Dize v. Association of Maryland Pilots.  The question presented in Dize was whether, when applying the Chandris, Inc. v. Latsis thirty-percent rule–that, ordinarily, a qualifying “seaman” under the Jones Act must spend thirty percent or more of his time in service of a vessel in navigation–a court may consider the time a maritime worker spends in the service of a vessel in navigation that is moored, dockside, or ashore, as the Third, Fifth, Sixth, and Ninth Circuits have held, or whether a court must categorically exclude such time, as the Eleventh Circuit and the Maryland Court of Appeals have held.

Gonzalvez v. Celebrity Cruises, Inc.  The petitioners asked the Court to consider whether seamen are statutorily exempt from the 3-month limitations period under Chapter 1 of the Federal Arbitration Act.  This case arose from dispute about sharing gratuities under the Seaman’s Wage Act.  This link will take you to Lisa Schaeffer’s Lexis article “U.S. Supreme Court Denies Cert for Celebrity Cruise Line Workers.”

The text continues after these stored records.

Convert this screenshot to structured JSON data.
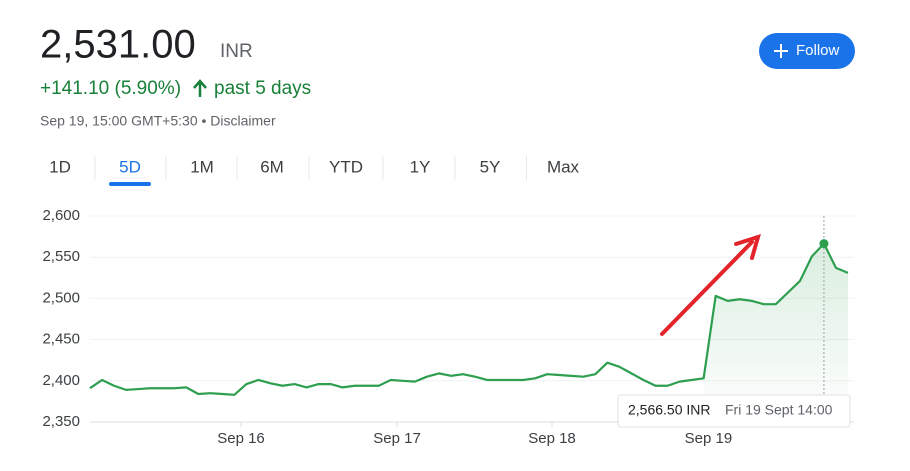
{
  "header": {
    "price": "2,531.00",
    "currency": "INR",
    "change": "+141.10 (5.90%)",
    "period": "past 5 days",
    "timestamp": "Sep 19, 15:00 GMT+5:30 • Disclaimer",
    "follow": "Follow"
  },
  "tabs": [
    "1D",
    "5D",
    "1M",
    "6M",
    "YTD",
    "1Y",
    "5Y",
    "Max"
  ],
  "chart_data": {
    "type": "line",
    "color": "#2e9e4f",
    "values": [
      2391,
      2401,
      2394,
      2389,
      2390,
      2391,
      2391,
      2391,
      2392,
      2384,
      2385,
      2384,
      2383,
      2396,
      2401,
      2397,
      2394,
      2396,
      2392,
      2396,
      2396,
      2392,
      2394,
      2394,
      2394,
      2401,
      2400,
      2399,
      2405,
      2409,
      2406,
      2408,
      2405,
      2401,
      2401,
      2401,
      2401,
      2403,
      2408,
      2407,
      2406,
      2405,
      2408,
      2422,
      2417,
      2409,
      2401,
      2394,
      2394,
      2399,
      2401,
      2403,
      2503,
      2497,
      2499,
      2497,
      2493,
      2493,
      2507,
      2521,
      2551,
      2566.5,
      2537,
      2531
    ],
    "xlim": [
      0,
      63
    ],
    "xticks": [
      {
        "value": 12.55,
        "label": "Sep 16"
      },
      {
        "value": 25.52,
        "label": "Sep 17"
      },
      {
        "value": 38.4,
        "label": "Sep 18"
      },
      {
        "value": 51.4,
        "label": "Sep 19"
      }
    ],
    "ylim": [
      2350,
      2600
    ],
    "yticks": [
      {
        "value": 2350,
        "label": "2,350"
      },
      {
        "value": 2400,
        "label": "2,400"
      },
      {
        "value": 2450,
        "label": "2,450"
      },
      {
        "value": 2500,
        "label": "2,500"
      },
      {
        "value": 2550,
        "label": "2,550"
      },
      {
        "value": 2600,
        "label": "2,600"
      }
    ],
    "grid": true,
    "tooltip": {
      "index": 61,
      "value": "2,566.50 INR",
      "time": "Fri 19 Sept 14:00"
    }
  }
}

Downer v. Royal Caribbean Cruises, Ltd.  This case asked inter alia whether the Eleventh Circuit’s decision compelling arbitration for seafarers’ claims against a cruise line, under foreign law, deprives them of their American statutory rights in violation of the “effective vindication doctrine.”

Lyles v. Seacor Marine.  In Lyles, the plaintiff lost a Jones Act and maintenance and cure claim nearly ten years before trying to reassert his claims.  The Fifth Circuit denied the plaintiff’s claims and also admonished the plaintiff, writing that “future frivolous, repetitive, or otherwise abusive filings may result in the imposition of sanctions, including dismissal, monetary sanctions, and restrictions on his ability to file pleadings in this court or any court subject to [Fifth Circuit] jurisdiction.”